SNAP Calls on Cardinal George to Resign
February 26, 2006
An advocacy group called for Cardinal Francis George to resign Saturday in the wake of reports that the top official of the Archdiocese of Chicago ignored for months a review board's advice to remove a priest accused of molesting three boys.
An archdiocese spokesman said George acknowledges the church-appointed review board gave the advice, but the recommendation was informal. The cardinal will not step down, the spokesman said Saturday.
The review board's recommendation to the archdiocese came in October, months before the January arrest of the Rev. Daniel McCormack and his removal from St. Agatha Church on Chicago's West Side, said Diane Jackson, a spokeswoman for the Illinois Department of Children and Family Services.
Saturday's call for George's resignation was the first time the national Survivors Network of those Abused by Priests has called for a cardinal or a bishop to step down, said SNAP president Barbara Blaine.
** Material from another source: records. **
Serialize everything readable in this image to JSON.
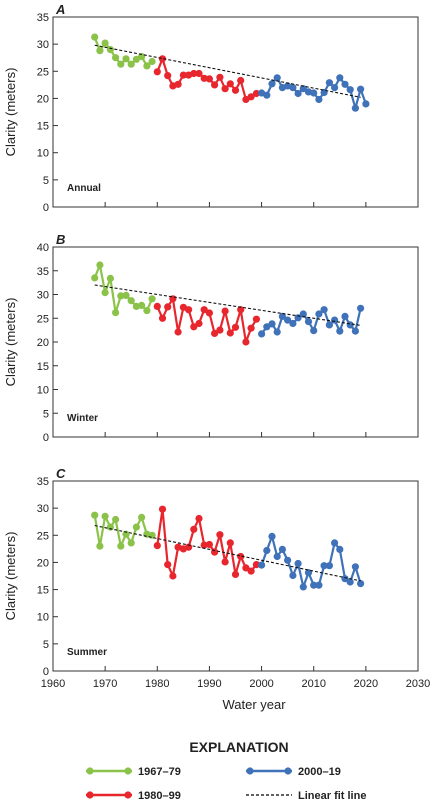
{
  "chart_data": [
    {
      "type": "line",
      "panel_letter": "A",
      "panel_label": "Annual",
      "ylabel": "Clarity (meters)",
      "xlim": [
        1960,
        2030
      ],
      "ylim": [
        0,
        35
      ],
      "yticks": [
        0,
        5,
        10,
        15,
        20,
        25,
        30,
        35
      ],
      "series": [
        {
          "name": "1967–79",
          "color": "#8bc34a",
          "x": [
            1968,
            1969,
            1970,
            1971,
            1972,
            1973,
            1974,
            1975,
            1976,
            1977,
            1978,
            1979
          ],
          "values": [
            31.3,
            28.8,
            30.2,
            29.0,
            27.5,
            26.3,
            27.3,
            26.3,
            27.2,
            27.7,
            26.0,
            26.8
          ]
        },
        {
          "name": "1980–99",
          "color": "#e8262d",
          "x": [
            1980,
            1981,
            1982,
            1983,
            1984,
            1985,
            1986,
            1987,
            1988,
            1989,
            1990,
            1991,
            1992,
            1993,
            1994,
            1995,
            1996,
            1997,
            1998,
            1999
          ],
          "values": [
            24.9,
            27.3,
            24.2,
            22.3,
            22.6,
            24.3,
            24.3,
            24.6,
            24.6,
            23.7,
            23.6,
            22.5,
            23.9,
            21.8,
            22.7,
            21.5,
            23.3,
            19.8,
            20.3,
            20.9
          ]
        },
        {
          "name": "2000–19",
          "color": "#3f72b8",
          "x": [
            2000,
            2001,
            2002,
            2003,
            2004,
            2005,
            2006,
            2007,
            2008,
            2009,
            2010,
            2011,
            2012,
            2013,
            2014,
            2015,
            2016,
            2017,
            2018,
            2019
          ],
          "values": [
            21.0,
            20.6,
            22.7,
            23.8,
            22.0,
            22.3,
            22.0,
            20.9,
            21.8,
            21.2,
            21.0,
            19.8,
            21.1,
            22.9,
            22.0,
            23.8,
            22.6,
            21.6,
            18.2,
            21.7
          ]
        }
      ],
      "extra_points": [
        {
          "x": 2020,
          "y": 19.0,
          "series": "2000–19"
        }
      ],
      "fit_line": {
        "x": [
          1968,
          2019
        ],
        "y": [
          29.8,
          20.2
        ]
      }
    },
    {
      "type": "line",
      "panel_letter": "B",
      "panel_label": "Winter",
      "ylabel": "Clarity (meters)",
      "xlim": [
        1960,
        2030
      ],
      "ylim": [
        0,
        40
      ],
      "yticks": [
        0,
        5,
        10,
        15,
        20,
        25,
        30,
        35,
        40
      ],
      "series": [
        {
          "name": "1967–79",
          "color": "#8bc34a",
          "x": [
            1968,
            1969,
            1970,
            1971,
            1972,
            1973,
            1974,
            1975,
            1976,
            1977,
            1978,
            1979
          ],
          "values": [
            33.5,
            36.2,
            30.4,
            33.4,
            26.2,
            29.7,
            29.8,
            28.7,
            27.5,
            27.7,
            26.6,
            29.1
          ]
        },
        {
          "name": "1980–99",
          "color": "#e8262d",
          "x": [
            1980,
            1981,
            1982,
            1983,
            1984,
            1985,
            1986,
            1987,
            1988,
            1989,
            1990,
            1991,
            1992,
            1993,
            1994,
            1995,
            1996,
            1997,
            1998,
            1999
          ],
          "values": [
            27.5,
            25.0,
            27.4,
            29.1,
            22.1,
            27.3,
            26.8,
            23.2,
            23.9,
            26.8,
            26.1,
            21.8,
            22.5,
            26.5,
            21.9,
            23.1,
            26.8,
            20.0,
            22.9,
            24.8
          ]
        },
        {
          "name": "2000–19",
          "color": "#3f72b8",
          "x": [
            2000,
            2001,
            2002,
            2003,
            2004,
            2005,
            2006,
            2007,
            2008,
            2009,
            2010,
            2011,
            2012,
            2013,
            2014,
            2015,
            2016,
            2017,
            2018,
            2019
          ],
          "values": [
            21.7,
            23.2,
            23.8,
            22.1,
            25.4,
            24.6,
            23.9,
            25.1,
            25.9,
            24.3,
            22.4,
            25.9,
            26.8,
            23.6,
            24.6,
            22.3,
            25.4,
            23.6,
            22.3,
            27.1
          ]
        }
      ],
      "fit_line": {
        "x": [
          1968,
          2019
        ],
        "y": [
          32.0,
          23.5
        ]
      }
    },
    {
      "type": "line",
      "panel_letter": "C",
      "panel_label": "Summer",
      "ylabel": "Clarity (meters)",
      "xlabel": "Water year",
      "xlim": [
        1960,
        2030
      ],
      "ylim": [
        0,
        35
      ],
      "yticks": [
        0,
        5,
        10,
        15,
        20,
        25,
        30,
        35
      ],
      "xticks": [
        1960,
        1970,
        1980,
        1990,
        2000,
        2010,
        2020,
        2030
      ],
      "series": [
        {
          "name": "1967–79",
          "color": "#8bc34a",
          "x": [
            1968,
            1969,
            1970,
            1971,
            1972,
            1973,
            1974,
            1975,
            1976,
            1977,
            1978,
            1979
          ],
          "values": [
            28.7,
            23.0,
            28.5,
            26.5,
            27.9,
            23.0,
            25.2,
            23.6,
            26.5,
            28.3,
            25.2,
            25.0
          ]
        },
        {
          "name": "1980–99",
          "color": "#e8262d",
          "x": [
            1980,
            1981,
            1982,
            1983,
            1984,
            1985,
            1986,
            1987,
            1988,
            1989,
            1990,
            1991,
            1992,
            1993,
            1994,
            1995,
            1996,
            1997,
            1998,
            1999
          ],
          "values": [
            23.1,
            29.8,
            19.6,
            17.5,
            22.8,
            22.5,
            22.8,
            26.1,
            28.1,
            23.2,
            23.3,
            21.9,
            25.1,
            20.1,
            23.6,
            17.8,
            21.1,
            19.0,
            18.4,
            19.6
          ]
        },
        {
          "name": "2000–19",
          "color": "#3f72b8",
          "x": [
            2000,
            2001,
            2002,
            2003,
            2004,
            2005,
            2006,
            2007,
            2008,
            2009,
            2010,
            2011,
            2012,
            2013,
            2014,
            2015,
            2016,
            2017,
            2018,
            2019
          ],
          "values": [
            19.5,
            22.2,
            24.8,
            21.1,
            22.4,
            20.4,
            17.6,
            19.8,
            15.5,
            18.1,
            15.8,
            15.8,
            19.4,
            19.4,
            23.6,
            22.4,
            17.0,
            16.4,
            19.2,
            16.1
          ]
        }
      ],
      "fit_line": {
        "x": [
          1968,
          2019
        ],
        "y": [
          26.8,
          16.6
        ]
      }
    }
  ],
  "legend": {
    "title": "EXPLANATION",
    "items": [
      {
        "label": "1967–79",
        "color": "#8bc34a",
        "kind": "marker-line"
      },
      {
        "label": "2000–19",
        "color": "#3f72b8",
        "kind": "marker-line"
      },
      {
        "label": "1980–99",
        "color": "#e8262d",
        "kind": "marker-line"
      },
      {
        "label": "Linear fit line",
        "color": "#000000",
        "kind": "dashed"
      }
    ]
  }
}
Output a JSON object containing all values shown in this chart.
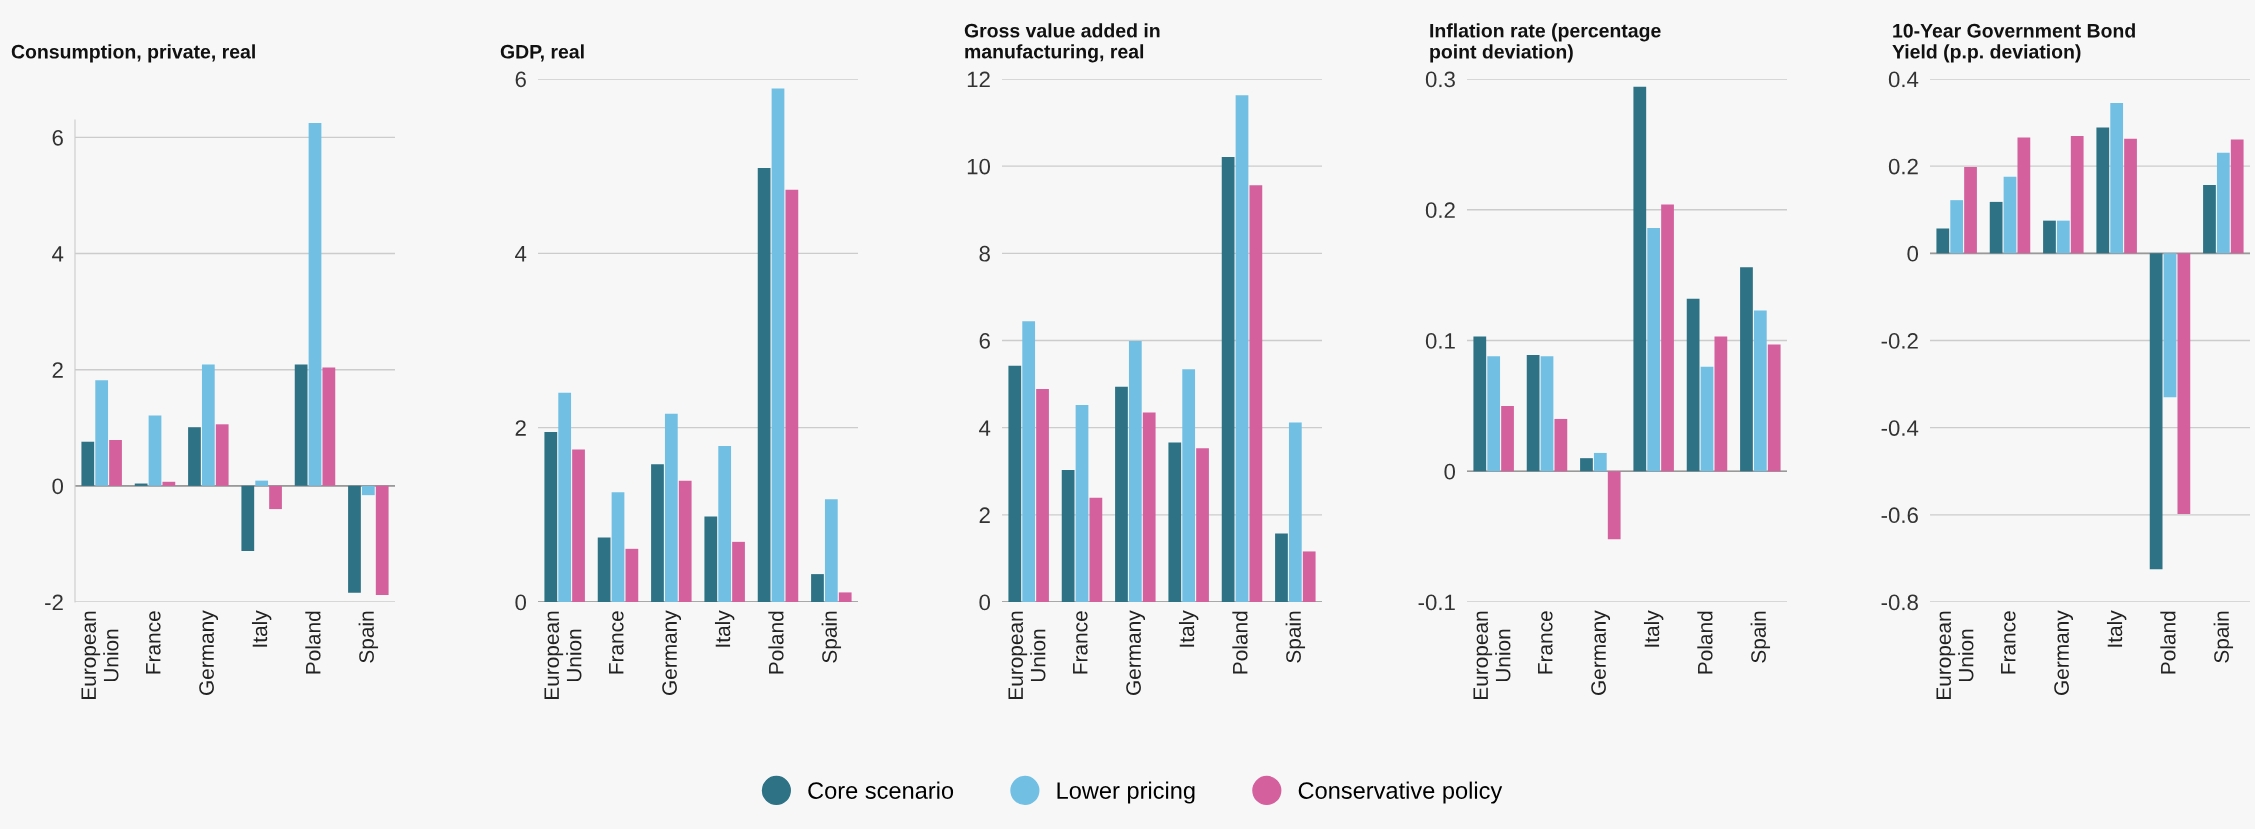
{
  "chart_data": [
    {
      "type": "bar",
      "title": "Consumption, private, real",
      "categories": [
        "European Union",
        "France",
        "Germany",
        "Italy",
        "Poland",
        "Spain"
      ],
      "legend": "bottom",
      "grid": "y",
      "ylim": [
        -2,
        6.3
      ],
      "yticks": [
        -2,
        0,
        2,
        4,
        6
      ],
      "series": [
        {
          "name": "Core scenario",
          "color": "#2e7285",
          "values": [
            0.76,
            0.04,
            1.01,
            -1.12,
            2.09,
            -1.84
          ]
        },
        {
          "name": "Lower pricing",
          "color": "#72bfe4",
          "values": [
            1.82,
            1.21,
            2.09,
            0.09,
            6.25,
            -0.16
          ]
        },
        {
          "name": "Conservative policy",
          "color": "#d5609e",
          "values": [
            0.79,
            0.07,
            1.06,
            -0.4,
            2.04,
            -1.88
          ]
        }
      ]
    },
    {
      "type": "bar",
      "title": "GDP, real",
      "categories": [
        "European Union",
        "France",
        "Germany",
        "Italy",
        "Poland",
        "Spain"
      ],
      "legend": "bottom",
      "grid": "y",
      "ylim": [
        0,
        6
      ],
      "yticks": [
        0,
        2,
        4,
        6
      ],
      "series": [
        {
          "name": "Core scenario",
          "color": "#2e7285",
          "values": [
            1.95,
            0.74,
            1.58,
            0.98,
            4.98,
            0.32
          ]
        },
        {
          "name": "Lower pricing",
          "color": "#72bfe4",
          "values": [
            2.4,
            1.26,
            2.16,
            1.79,
            5.89,
            1.18
          ]
        },
        {
          "name": "Conservative policy",
          "color": "#d5609e",
          "values": [
            1.75,
            0.61,
            1.39,
            0.69,
            4.73,
            0.11
          ]
        }
      ]
    },
    {
      "type": "bar",
      "title": "Gross value added in\nmanufacturing, real",
      "categories": [
        "European Union",
        "France",
        "Germany",
        "Italy",
        "Poland",
        "Spain"
      ],
      "legend": "bottom",
      "grid": "y",
      "ylim": [
        0,
        12
      ],
      "yticks": [
        0,
        2,
        4,
        6,
        8,
        10,
        12
      ],
      "series": [
        {
          "name": "Core scenario",
          "color": "#2e7285",
          "values": [
            5.42,
            3.03,
            4.94,
            3.66,
            10.21,
            1.57
          ]
        },
        {
          "name": "Lower pricing",
          "color": "#72bfe4",
          "values": [
            6.44,
            4.52,
            5.99,
            5.34,
            11.63,
            4.12
          ]
        },
        {
          "name": "Conservative policy",
          "color": "#d5609e",
          "values": [
            4.89,
            2.39,
            4.35,
            3.53,
            9.56,
            1.16
          ]
        }
      ]
    },
    {
      "type": "bar",
      "title": "Inflation rate (percentage\npoint deviation)",
      "categories": [
        "European Union",
        "France",
        "Germany",
        "Italy",
        "Poland",
        "Spain"
      ],
      "legend": "bottom",
      "grid": "y",
      "ylim": [
        -0.1,
        0.3
      ],
      "yticks": [
        -0.1,
        0,
        0.1,
        0.2,
        0.3
      ],
      "series": [
        {
          "name": "Core scenario",
          "color": "#2e7285",
          "values": [
            0.103,
            0.089,
            0.01,
            0.294,
            0.132,
            0.156
          ]
        },
        {
          "name": "Lower pricing",
          "color": "#72bfe4",
          "values": [
            0.088,
            0.088,
            0.014,
            0.186,
            0.08,
            0.123
          ]
        },
        {
          "name": "Conservative policy",
          "color": "#d5609e",
          "values": [
            0.05,
            0.04,
            -0.052,
            0.204,
            0.103,
            0.097
          ]
        }
      ]
    },
    {
      "type": "bar",
      "title": "10-Year Government Bond\nYield (p.p. deviation)",
      "categories": [
        "European Union",
        "France",
        "Germany",
        "Italy",
        "Poland",
        "Spain"
      ],
      "legend": "bottom",
      "grid": "y",
      "ylim": [
        -0.8,
        0.4
      ],
      "yticks": [
        -0.8,
        -0.6,
        -0.4,
        -0.2,
        0,
        0.2,
        0.4
      ],
      "series": [
        {
          "name": "Core scenario",
          "color": "#2e7285",
          "values": [
            0.057,
            0.118,
            0.075,
            0.289,
            -0.725,
            0.157
          ]
        },
        {
          "name": "Lower pricing",
          "color": "#72bfe4",
          "values": [
            0.122,
            0.176,
            0.075,
            0.345,
            -0.33,
            0.231
          ]
        },
        {
          "name": "Conservative policy",
          "color": "#d5609e",
          "values": [
            0.198,
            0.266,
            0.269,
            0.263,
            -0.598,
            0.261
          ]
        }
      ]
    }
  ]
}
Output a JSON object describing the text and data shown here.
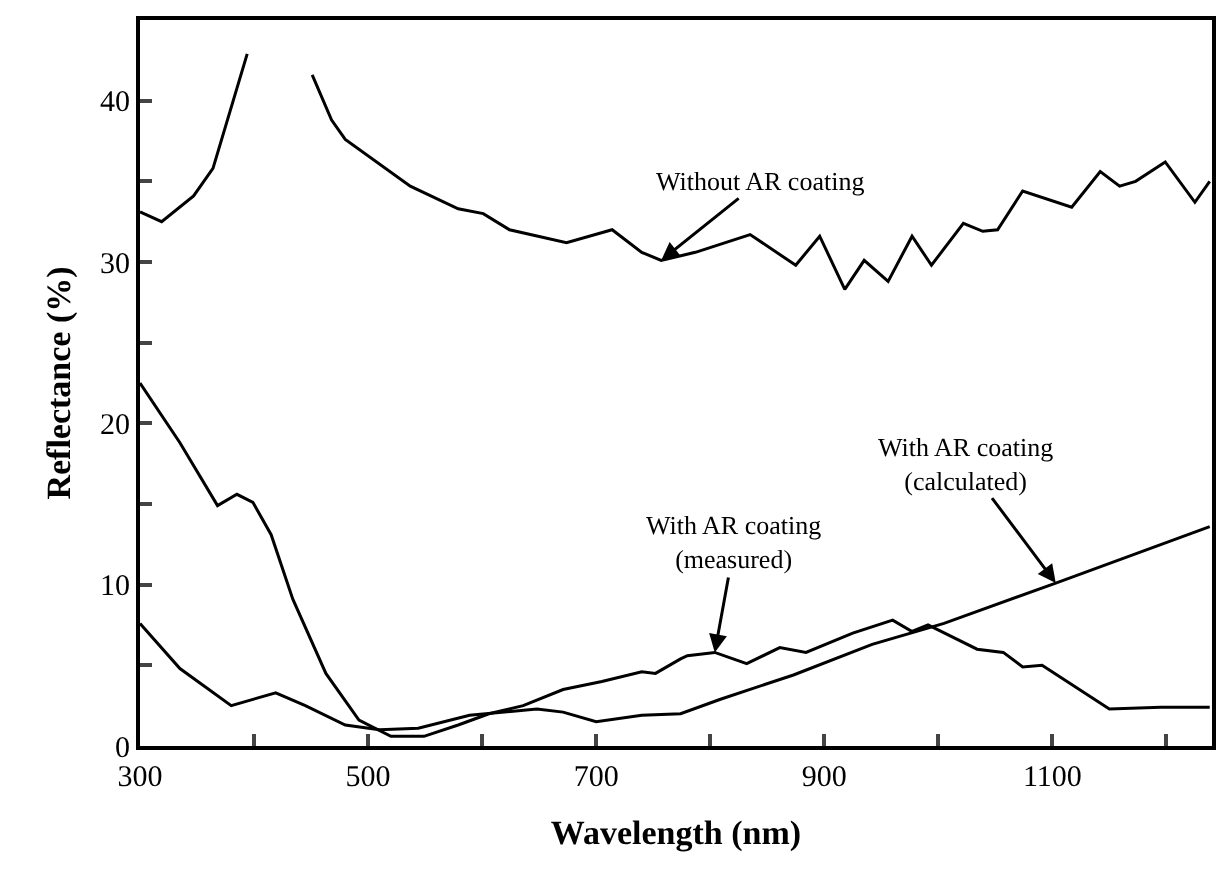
{
  "chart_data": {
    "type": "line",
    "xlabel": "Wavelength (nm)",
    "ylabel": "Reflectance (%)",
    "xlim": [
      300,
      1240
    ],
    "ylim": [
      0,
      45
    ],
    "xticks": [
      300,
      {
        "value": 400,
        "label": null
      },
      500,
      {
        "value": 600,
        "label": null
      },
      700,
      {
        "value": 800,
        "label": null
      },
      900,
      {
        "value": 1000,
        "label": null
      },
      1100,
      {
        "value": 1200,
        "label": null
      }
    ],
    "yticks": [
      0,
      {
        "value": 5,
        "label": null
      },
      10,
      {
        "value": 15,
        "label": null
      },
      20,
      {
        "value": 25,
        "label": null
      },
      30,
      {
        "value": 35,
        "label": null
      },
      40
    ],
    "marker": "none",
    "line_style": "solid",
    "series": [
      {
        "color": "#000000",
        "x": [
          300,
          319,
          347,
          364,
          394,
          420,
          451,
          468,
          480,
          537,
          579,
          601,
          624,
          674,
          714,
          740,
          757,
          787,
          835,
          875,
          896,
          918,
          935,
          956,
          977,
          994,
          1022,
          1039,
          1052,
          1074,
          1117,
          1142,
          1159,
          1173,
          1199,
          1225,
          1238
        ],
        "values": [
          33.1,
          32.5,
          34.1,
          35.8,
          42.9,
          null,
          41.6,
          38.8,
          37.6,
          34.7,
          33.3,
          33,
          32,
          31.2,
          32,
          30.6,
          30.1,
          30.6,
          31.7,
          29.8,
          31.6,
          28.3,
          30.1,
          28.8,
          31.6,
          29.8,
          32.4,
          31.9,
          32,
          34.4,
          33.4,
          35.6,
          34.7,
          35,
          36.2,
          33.7,
          35
        ]
      },
      {
        "color": "#000000",
        "x": [
          300,
          335,
          368,
          385,
          399,
          415,
          434,
          463,
          492,
          520,
          549,
          579,
          606,
          636,
          671,
          705,
          740,
          752,
          774,
          780,
          804,
          832,
          861,
          884,
          925,
          960,
          977,
          991,
          1034,
          1057,
          1074,
          1091,
          1150,
          1195,
          1238
        ],
        "values": [
          22.5,
          18.8,
          14.9,
          15.6,
          15.1,
          13.1,
          9.1,
          4.5,
          1.6,
          0.6,
          0.6,
          1.3,
          2,
          2.5,
          3.5,
          4,
          4.6,
          4.5,
          5.4,
          5.6,
          5.8,
          5.1,
          6.1,
          5.8,
          7,
          7.8,
          7.1,
          7.5,
          6,
          5.8,
          4.9,
          5,
          2.3,
          2.4,
          2.4
        ]
      },
      {
        "color": "#000000",
        "x": [
          300,
          335,
          380,
          419,
          445,
          480,
          510,
          544,
          589,
          648,
          671,
          700,
          740,
          774,
          809,
          873,
          942,
          1005,
          1103,
          1238
        ],
        "values": [
          7.6,
          4.8,
          2.5,
          3.3,
          2.5,
          1.3,
          1,
          1.1,
          1.9,
          2.3,
          2.1,
          1.5,
          1.9,
          2,
          2.9,
          4.4,
          6.3,
          7.6,
          10.1,
          13.6
        ]
      }
    ],
    "annotations": [
      {
        "text": "Without AR coating",
        "x": 757,
        "y": 30.1
      },
      {
        "text": "With AR coating\n(measured)",
        "x": 804,
        "y": 5.8
      },
      {
        "text": "With AR coating\n(calculated)",
        "x": 1103,
        "y": 10.1
      }
    ]
  }
}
"The national leadership of SNAP has never taken this extreme position before and obviously we don't do it lightly," Blaine said. "Cardinal George has been secretive, deceptive and irresponsible."
The state child welfare agency learned of the review board's recommendation during its own investigation into allegations against McCormack, Jackson said. The agency also learned that McCormack had been sent to a facility for a psychological assessment last year, Jackson said.
"What we're saying is, they had information about the allegation," Jackson said.
Archdiocese spokesman Jim Dwyer said that George felt at the time of the review board's advice that he could not remove McCormack without firsthand information.
"Now we have the protocol in place to be more aggressive in possibly removing priests earlier in the process when we see there's an issue of safety," Dwyer said. "The cardinal has said we're going to do things differently in the future, but he's not going to step down."
Dwyer declined to comment on whether the archdiocese sent McCormack for a psychological assessment, citing laws protecting the confidentiality of an individual's health information.
Earlier this week, the archdiocese accused the state child welfare investigators of failing to promptly notify the church of credible evidence against McCormack.
The nine-member review board is an independent, confidential panel appointed by George to advise the archdiocese on matters "regarding the safety of children and the fitness for ministry of those accused," according to the archdiocese's Web site.
It is made up of two priests, one deacon and six lay people not employed by the archdiocese. The lay members include a parish council member, a parent of a victim of child sexual abuse by a cleric, a psychiatrist, a psychologist, a social worker and an attorney.